A down-on-his-luck actor whose career has been made up of never-ending bit parts decides to sell an antique oil painting left to him by a great-aunt who had worked as a housekeeper in a stately home. After being numbered and filed away, the painting unexpectedly catches the eye of an apprentice assistant in an art gallery, who brings it to the notice of an arrogant peer who works as a representative for an auction house. When the peer muscles everyone else out of the sale of the painting - discrediting and blackballing the assistant in the process - the actor, the assistant, and the assistant's hacker girlfriend conspire to take him down and get their revenge. Recruiting an aging and alcoholic art forger into the scheme, the hacker taps into the auction house's communication network and helps the assistant to slip a series of forged paintings through the auction house while concealing genuine artworks from their records, and the actor impersonates the relevant sellers and bidders, swindling the peer into losing genuine bids and buying the forgeries at inflated prices: the conspirators later skim the proceeds of the sales before the forgeries are eventually exposed, besmirching the reputation of the auction house and leaving the peer dismissed and disgraced.

- "The Miracle"
In Siena for the '75 Palio, an American tourist couple quite literally stumbles into an abandoned church when the wife injures her leg. An aged gardener tends to her injury and explains the history of the church, revealing himself to be a former Wehrmacht surgeon who witnessed the ghost of a nun tending to the wounded during the fall of Italy in the Second World War. But is it truly a legend or does something else lie beneath?

- "The Citizen"
On a long flight from Thailand to London, the world of drug trafficking sends threads through the skies as three different passengers in three different sections suspect each other of carrying the dangerous contraband.

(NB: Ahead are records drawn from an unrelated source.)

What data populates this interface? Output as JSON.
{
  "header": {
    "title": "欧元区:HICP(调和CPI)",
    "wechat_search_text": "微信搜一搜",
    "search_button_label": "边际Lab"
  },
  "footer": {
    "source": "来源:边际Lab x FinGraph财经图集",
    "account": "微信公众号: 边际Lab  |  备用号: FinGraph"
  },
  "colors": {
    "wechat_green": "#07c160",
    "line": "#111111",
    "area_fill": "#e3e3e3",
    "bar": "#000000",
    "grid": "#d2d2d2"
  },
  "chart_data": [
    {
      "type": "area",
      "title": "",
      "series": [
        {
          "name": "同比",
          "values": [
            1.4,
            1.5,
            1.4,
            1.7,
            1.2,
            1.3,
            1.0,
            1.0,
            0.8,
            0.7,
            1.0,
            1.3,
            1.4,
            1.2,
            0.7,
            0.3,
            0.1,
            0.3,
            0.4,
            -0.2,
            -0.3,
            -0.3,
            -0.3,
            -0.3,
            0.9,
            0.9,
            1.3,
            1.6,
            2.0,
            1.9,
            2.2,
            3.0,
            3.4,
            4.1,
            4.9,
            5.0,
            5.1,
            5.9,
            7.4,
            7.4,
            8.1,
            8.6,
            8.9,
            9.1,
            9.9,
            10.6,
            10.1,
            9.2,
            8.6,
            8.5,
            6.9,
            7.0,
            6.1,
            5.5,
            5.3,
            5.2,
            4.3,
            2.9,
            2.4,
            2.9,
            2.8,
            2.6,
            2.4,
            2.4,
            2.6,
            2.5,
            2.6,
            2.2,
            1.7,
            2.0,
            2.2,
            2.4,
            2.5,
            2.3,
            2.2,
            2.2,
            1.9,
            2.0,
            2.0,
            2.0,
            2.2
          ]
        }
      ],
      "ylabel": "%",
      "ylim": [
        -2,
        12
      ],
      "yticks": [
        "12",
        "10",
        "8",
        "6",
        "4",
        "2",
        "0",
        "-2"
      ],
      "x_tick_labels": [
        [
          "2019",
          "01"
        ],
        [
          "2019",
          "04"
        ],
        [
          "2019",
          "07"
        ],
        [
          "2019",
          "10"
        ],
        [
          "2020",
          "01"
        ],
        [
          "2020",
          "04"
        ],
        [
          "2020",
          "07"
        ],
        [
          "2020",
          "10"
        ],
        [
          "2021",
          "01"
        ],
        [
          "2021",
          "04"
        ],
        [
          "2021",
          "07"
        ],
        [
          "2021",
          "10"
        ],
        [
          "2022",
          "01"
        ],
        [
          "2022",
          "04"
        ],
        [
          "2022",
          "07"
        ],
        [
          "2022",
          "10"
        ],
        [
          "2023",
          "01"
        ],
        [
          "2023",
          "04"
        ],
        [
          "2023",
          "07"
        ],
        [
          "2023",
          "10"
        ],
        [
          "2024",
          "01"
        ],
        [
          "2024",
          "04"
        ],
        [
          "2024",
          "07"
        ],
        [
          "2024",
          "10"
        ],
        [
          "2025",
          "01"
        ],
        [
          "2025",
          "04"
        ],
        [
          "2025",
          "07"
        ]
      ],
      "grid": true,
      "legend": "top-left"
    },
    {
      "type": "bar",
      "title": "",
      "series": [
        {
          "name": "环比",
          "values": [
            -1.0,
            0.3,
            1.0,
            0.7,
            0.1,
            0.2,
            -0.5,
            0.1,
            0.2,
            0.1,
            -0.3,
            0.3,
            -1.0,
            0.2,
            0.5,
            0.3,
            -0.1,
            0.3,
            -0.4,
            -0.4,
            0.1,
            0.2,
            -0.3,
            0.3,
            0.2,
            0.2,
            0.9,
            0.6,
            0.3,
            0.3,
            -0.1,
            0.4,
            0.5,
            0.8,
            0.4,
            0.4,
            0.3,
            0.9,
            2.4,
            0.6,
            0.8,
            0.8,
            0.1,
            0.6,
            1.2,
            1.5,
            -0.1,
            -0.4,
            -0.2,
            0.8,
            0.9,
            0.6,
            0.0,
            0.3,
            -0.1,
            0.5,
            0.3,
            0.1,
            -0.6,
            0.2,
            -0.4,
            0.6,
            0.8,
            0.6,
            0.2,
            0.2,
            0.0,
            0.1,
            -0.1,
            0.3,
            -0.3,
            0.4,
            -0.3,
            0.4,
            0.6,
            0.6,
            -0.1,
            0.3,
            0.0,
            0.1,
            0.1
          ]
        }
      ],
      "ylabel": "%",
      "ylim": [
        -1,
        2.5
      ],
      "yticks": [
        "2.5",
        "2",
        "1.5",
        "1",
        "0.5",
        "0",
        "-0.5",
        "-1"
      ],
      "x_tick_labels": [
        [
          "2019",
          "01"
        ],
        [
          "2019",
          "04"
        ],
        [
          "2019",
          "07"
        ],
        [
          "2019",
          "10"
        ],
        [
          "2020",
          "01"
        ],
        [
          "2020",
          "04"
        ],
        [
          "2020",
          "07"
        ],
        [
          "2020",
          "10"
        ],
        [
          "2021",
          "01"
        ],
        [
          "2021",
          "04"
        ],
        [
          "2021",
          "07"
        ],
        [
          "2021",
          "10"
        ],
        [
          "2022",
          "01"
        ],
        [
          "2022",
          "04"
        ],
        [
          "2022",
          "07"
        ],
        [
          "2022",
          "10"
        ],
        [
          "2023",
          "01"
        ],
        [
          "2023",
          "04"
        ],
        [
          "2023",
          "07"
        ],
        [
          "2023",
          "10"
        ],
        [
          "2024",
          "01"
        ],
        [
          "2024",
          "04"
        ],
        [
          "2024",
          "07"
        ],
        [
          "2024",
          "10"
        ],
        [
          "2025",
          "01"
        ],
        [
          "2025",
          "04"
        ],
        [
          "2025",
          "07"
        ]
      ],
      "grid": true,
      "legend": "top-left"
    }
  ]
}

It turns out in the end that all three were carrying drugs on them, and in a surprising twist, the most obvious suspect was a deep cover operative.

- "Whispering Wind"
A hitherto unknown sole survivor from the Battle of Little Bighorn crosses through time to reunite with the woman he loves.

==Publication==
The stories were originally published individually online by the company Online Originals under the collective title Quintet, before being collected into a single volume as The Veteran.

==Reception==
Critical reception has been mixed. The Guardian panned The Veteran, writing "Paper-thin plots and cardboard characters from the self-styled world's greatest storyteller". Christopher Petit reckoned Forsyth was a relic of bygone times, calling it "polished and moribund as a joke at an after-dinner speech, with a ponderous twist, a punchline and a little moral to tie it all up". The BBC was mixed, stating that "This collection is tautly written and practically boasts of the deep level of research that underpins it. But the storytelling itself has mixed results - perhaps too mixed to convince a first-time reader of Forsyth's reputation as the thriller writer's thriller writer."

The Daily Telegraph was more positive in their review, as they felt that Forsyth had fun writing the work and that while some of the stories were weaker than the others, they were all "highly readable".